Lewis won a Grammy in 1987 as part of an interview album that was cited for best spoken word recording, and he received a lifetime achievement Grammy in 2005.
The following year, “Whole Lotta Shakin’” was selected for the Library of Congress’ National Recording Registry, whose board praised the “propulsive boogie piano that was perfectly complemented by the drive of J.M. Van Eaton’s energetic drumming. The listeners to the recording, like Lewis himself, had a hard time remaining seated during the performance.”

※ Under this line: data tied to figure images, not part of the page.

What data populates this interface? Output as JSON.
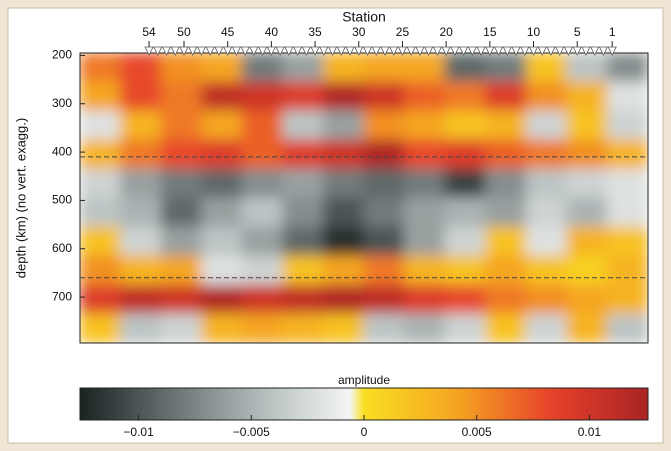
{
  "chart_data": {
    "type": "heatmap",
    "x_label": "Station",
    "y_label": "depth (km) (no vert. exagg.)",
    "colorbar_label": "amplitude",
    "xlim": [
      61.9,
      -3.1
    ],
    "xticks": [
      54,
      50,
      45,
      40,
      35,
      30,
      25,
      20,
      15,
      10,
      5,
      1
    ],
    "ylim": [
      795,
      195
    ],
    "yticks": [
      200,
      300,
      400,
      500,
      600,
      700
    ],
    "reference_depths": [
      410,
      660
    ],
    "clim": [
      -0.0126,
      0.0126
    ],
    "cticks": [
      {
        "value": -0.01,
        "label": "−0.01"
      },
      {
        "value": -0.005,
        "label": "−0.005"
      },
      0,
      0.005,
      0.01
    ],
    "colormap_negative": [
      "#ffffff",
      "#b9c1c1",
      "#6b7575",
      "#1a2222"
    ],
    "colormap_positive": [
      "#f9de22",
      "#f5a322",
      "#e6402a",
      "#a82424"
    ],
    "z": [
      [
        0.006,
        0.008,
        0.005,
        0.004,
        -0.008,
        -0.006,
        0.003,
        0.004,
        0.004,
        -0.009,
        -0.008,
        0.002,
        -0.004,
        -0.007
      ],
      [
        0.004,
        0.008,
        0.006,
        0.011,
        0.01,
        0.009,
        0.012,
        0.01,
        0.007,
        0.006,
        0.009,
        0.005,
        0.003,
        -0.002
      ],
      [
        -0.002,
        0.003,
        0.006,
        0.004,
        0.007,
        -0.004,
        -0.006,
        0.005,
        0.004,
        0.002,
        0.003,
        -0.003,
        0.002,
        -0.003
      ],
      [
        0.003,
        0.006,
        0.008,
        0.009,
        0.007,
        0.009,
        0.01,
        0.012,
        0.008,
        0.009,
        0.007,
        0.006,
        0.005,
        0.003
      ],
      [
        -0.003,
        -0.006,
        -0.008,
        -0.009,
        -0.007,
        -0.006,
        -0.008,
        -0.009,
        -0.008,
        -0.011,
        -0.007,
        -0.004,
        -0.003,
        -0.002
      ],
      [
        -0.004,
        -0.005,
        -0.009,
        -0.006,
        -0.004,
        -0.007,
        -0.01,
        -0.008,
        -0.006,
        -0.005,
        -0.006,
        -0.003,
        -0.005,
        -0.002
      ],
      [
        0.002,
        -0.003,
        -0.006,
        -0.004,
        -0.006,
        -0.009,
        -0.012,
        -0.01,
        -0.006,
        -0.003,
        0.002,
        -0.002,
        0.003,
        0.002
      ],
      [
        0.005,
        0.003,
        0.004,
        -0.002,
        -0.003,
        0.002,
        0.004,
        0.006,
        0.003,
        0.002,
        0.004,
        0.002,
        0.001,
        0.003
      ],
      [
        0.009,
        0.011,
        0.01,
        0.012,
        0.01,
        0.011,
        0.012,
        0.011,
        0.009,
        0.008,
        0.006,
        0.005,
        0.004,
        0.003
      ],
      [
        0.002,
        -0.004,
        -0.003,
        0.003,
        0.004,
        0.003,
        0.002,
        -0.004,
        -0.005,
        -0.003,
        0.002,
        -0.003,
        0.003,
        -0.004
      ]
    ]
  }
}
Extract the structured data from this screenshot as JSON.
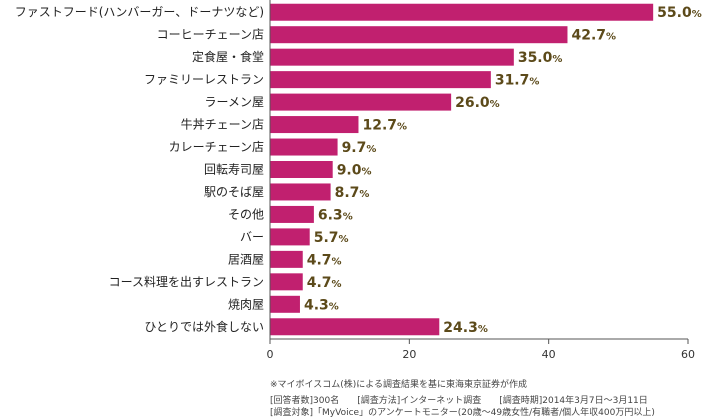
{
  "chart_data": {
    "type": "bar",
    "orientation": "horizontal",
    "categories": [
      "ファストフード(ハンバーガー、ドーナツなど)",
      "コーヒーチェーン店",
      "定食屋・食堂",
      "ファミリーレストラン",
      "ラーメン屋",
      "牛丼チェーン店",
      "カレーチェーン店",
      "回転寿司屋",
      "駅のそば屋",
      "その他",
      "バー",
      "居酒屋",
      "コース料理を出すレストラン",
      "焼肉屋",
      "ひとりでは外食しない"
    ],
    "values": [
      55.0,
      42.7,
      35.0,
      31.7,
      26.0,
      12.7,
      9.7,
      9.0,
      8.7,
      6.3,
      5.7,
      4.7,
      4.7,
      4.3,
      24.3
    ],
    "value_labels": [
      "55.0",
      "42.7",
      "35.0",
      "31.7",
      "26.0",
      "12.7",
      "9.7",
      "9.0",
      "8.7",
      "6.3",
      "5.7",
      "4.7",
      "4.7",
      "4.3",
      "24.3"
    ],
    "unit": "%",
    "xlim": [
      0,
      60
    ],
    "xticks": [
      "0",
      "20",
      "40",
      "60"
    ],
    "grid": false,
    "bar_color": "#c1206f",
    "value_color": "#5c4a1a",
    "title": "",
    "xlabel": "",
    "ylabel": ""
  },
  "notes": {
    "source": "※マイボイスコム(株)による調査結果を基に東海東京証券が作成",
    "line1": "[回答者数]300名　　[調査方法]インターネット調査　　[調査時期]2014年3月7日～3月11日",
    "line2": "[調査対象]「MyVoice」のアンケートモニター(20歳～49歳女性/有職者/個人年収400万円以上)"
  }
}
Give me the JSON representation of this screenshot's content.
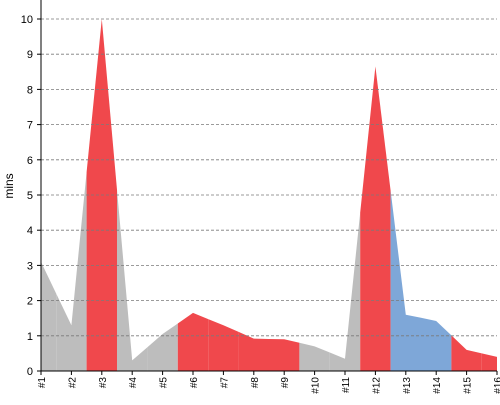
{
  "chart_data": {
    "type": "area",
    "ylabel": "mins",
    "xlabel": "",
    "ylim": [
      0,
      10
    ],
    "yticks": [
      0,
      1,
      2,
      3,
      4,
      5,
      6,
      7,
      8,
      9,
      10
    ],
    "categories": [
      "#1",
      "#2",
      "#3",
      "#4",
      "#5",
      "#6",
      "#7",
      "#8",
      "#9",
      "#10",
      "#11",
      "#12",
      "#13",
      "#14",
      "#15",
      "#16"
    ],
    "values": [
      3.1,
      1.3,
      10.0,
      0.3,
      1.05,
      1.65,
      1.3,
      0.92,
      0.9,
      0.7,
      0.35,
      8.65,
      1.6,
      1.42,
      0.6,
      0.4
    ],
    "segment_colors": [
      "gray",
      "gray",
      "red",
      "gray",
      "gray",
      "red",
      "red",
      "red",
      "red",
      "gray",
      "gray",
      "red",
      "blue",
      "blue",
      "red",
      "red"
    ],
    "colors": {
      "gray": "#bdbdbd",
      "red": "#f0484c",
      "blue": "#7ea7d8"
    },
    "grid": true
  }
}
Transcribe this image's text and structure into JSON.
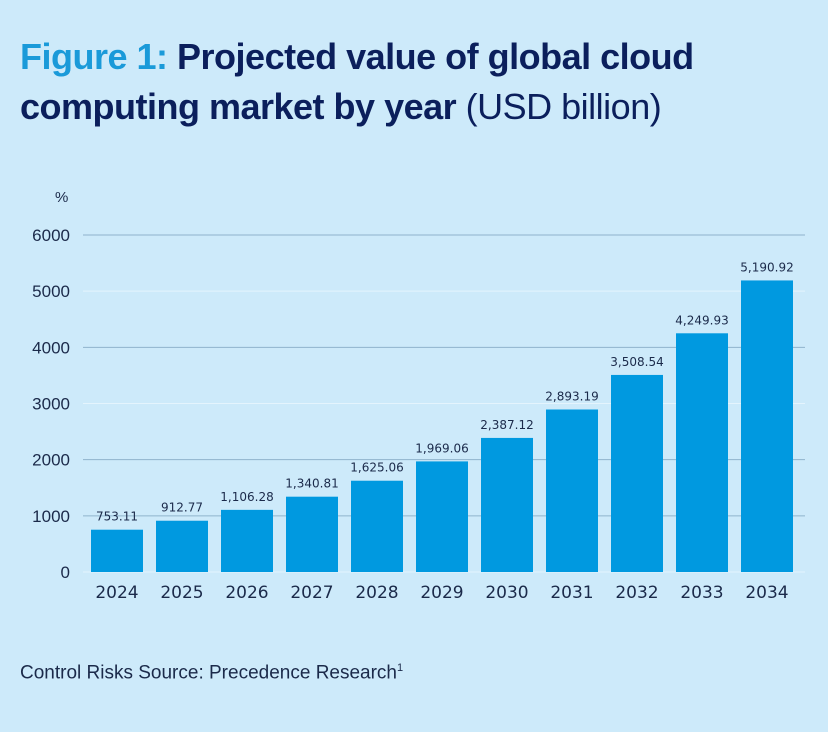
{
  "title": {
    "prefix": "Figure 1:",
    "main": "Projected value of global cloud computing market by year",
    "unit": "(USD billion)"
  },
  "source": {
    "text": "Control Risks Source: Precedence Research",
    "footnote": "1"
  },
  "colors": {
    "bar": "#0099e0",
    "background": "#cdeafa",
    "title": "#0b1f5c",
    "title_prefix": "#1a9ad9"
  },
  "chart_data": {
    "type": "bar",
    "title": "Figure 1: Projected value of global cloud computing market by year (USD billion)",
    "ylabel": "%",
    "xlabel": "",
    "categories": [
      "2024",
      "2025",
      "2026",
      "2027",
      "2028",
      "2029",
      "2030",
      "2031",
      "2032",
      "2033",
      "2034"
    ],
    "values": [
      753.11,
      912.77,
      1106.28,
      1340.81,
      1625.06,
      1969.06,
      2387.12,
      2893.19,
      3508.54,
      4249.93,
      5190.92
    ],
    "data_labels": [
      "753.11",
      "912.77",
      "1,106.28",
      "1,340.81",
      "1,625.06",
      "1,969.06",
      "2,387.12",
      "2,893.19",
      "3,508.54",
      "4,249.93",
      "5,190.92"
    ],
    "yticks": [
      0,
      1000,
      2000,
      3000,
      4000,
      5000,
      6000
    ],
    "ylim": [
      0,
      6000
    ],
    "grid": true,
    "legend": "none"
  }
}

Tom Tomschin and his wife, Sandra, of Cicero, Illinois, traveled to Ferriday to give homage to Lewis for all he’s done for the music industry.
“We felt the need to pay our respect to the pioneer of rock ‘n’ roll who had a major part in the creation of and shaping of the genre,” Tomschin said. “I’ve been a fan my entire life.”
Tomschin, 45, a government administrator, said “Crazy Arms” and “You Win Again” are two of his favorite songs by Lewis, who he described as one of a kind.
“He never lived a life behind a curtain,” Tomschin said of Lewis. “In his ups and downs, the good and bad, he did what he was going to do. Jerry Lee Lewis laid it all out on the table. There’s never going to be another person like Jerry Lee Lewis.”
Sandra Tomschin, 44, a library director, said she grew up on Lewis’ music and it’s left an indelible print on her life.
“We love it,” she said of his music. “We’ve been to several of his concerts and even though he’s gone, he will still live on in our hearts.”